This relief, which may have once decorated the entrance to the tomb of the God's Father, Hatiay, depicts him kneeling between two standing figures of his son and of a priest, all raising their right hands in adoration of a missing figure of the god, Sokar-Osiris. Hatiay who wears a long pleated kilt with a priestly sash and a broad collar, holds a censer and a spouted libation vase. His son behind him carries a bouquet on his shoulder, which extends beyond border of the relief. The inscription above evokes abundant offerings to the god.

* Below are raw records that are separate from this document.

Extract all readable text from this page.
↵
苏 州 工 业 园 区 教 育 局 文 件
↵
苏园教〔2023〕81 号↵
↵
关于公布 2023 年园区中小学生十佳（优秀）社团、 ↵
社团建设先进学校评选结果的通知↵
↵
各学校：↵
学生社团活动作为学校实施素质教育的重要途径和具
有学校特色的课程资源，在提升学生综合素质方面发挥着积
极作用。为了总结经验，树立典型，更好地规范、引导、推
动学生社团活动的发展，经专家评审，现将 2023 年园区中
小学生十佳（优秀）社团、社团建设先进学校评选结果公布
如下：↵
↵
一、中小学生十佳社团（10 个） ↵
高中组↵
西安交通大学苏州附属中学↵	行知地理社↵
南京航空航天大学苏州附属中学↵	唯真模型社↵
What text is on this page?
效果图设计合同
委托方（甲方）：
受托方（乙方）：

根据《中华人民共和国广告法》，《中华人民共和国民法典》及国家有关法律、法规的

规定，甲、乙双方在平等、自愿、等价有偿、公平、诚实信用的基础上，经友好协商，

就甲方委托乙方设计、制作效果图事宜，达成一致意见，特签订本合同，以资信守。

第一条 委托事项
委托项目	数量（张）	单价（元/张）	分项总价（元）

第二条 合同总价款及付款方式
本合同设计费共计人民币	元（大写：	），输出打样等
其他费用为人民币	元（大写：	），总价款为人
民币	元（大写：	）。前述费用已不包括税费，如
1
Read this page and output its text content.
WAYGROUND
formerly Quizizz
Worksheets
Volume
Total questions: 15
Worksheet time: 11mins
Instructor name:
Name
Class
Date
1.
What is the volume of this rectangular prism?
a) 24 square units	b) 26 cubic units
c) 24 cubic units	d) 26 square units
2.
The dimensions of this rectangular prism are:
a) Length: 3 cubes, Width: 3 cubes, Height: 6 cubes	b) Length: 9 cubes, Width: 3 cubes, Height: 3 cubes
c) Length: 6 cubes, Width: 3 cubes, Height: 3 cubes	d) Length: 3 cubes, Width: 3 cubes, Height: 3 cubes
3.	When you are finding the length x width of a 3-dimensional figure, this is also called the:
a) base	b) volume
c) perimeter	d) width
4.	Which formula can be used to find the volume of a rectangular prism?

To the left: "Sokar-Osiris, I have given you a thousand of bread and a thousand of...a thousand of oxen and a thousand of fowl, a thousand of incense and a thousand of fat, a thousand of alabaster and a thousand of clothing, a thousand of wine and a thousand of divine-offerings, a thousand of everything sweet and a thousand of everything pure and good, and the offerings of all the yearly sustenance for Sokar in the Henu barque" Above the main figure: God's father, Hatiay Above the figure to his right: His son, the wab-priest, Ptahmose
Niv Allon 2014
Ex collection Tigrane Pasha D'Abro, Egypt (d. 1904). Purchased from Michel Abemayor, New York, 1955. Formerly in 1872 sale of material from Chateau Pomorzany (a former property of King John III Sobieski), then collection of M. Gaife, Paris, in 1876.
Scott, Nora E. 1956. "Recent Additions to the Egyptian Collection." In The Metropolitan Museum of Art Bulletin, new ser., vol. 15, no. 3 (November), pp. 81–82, fig. 7.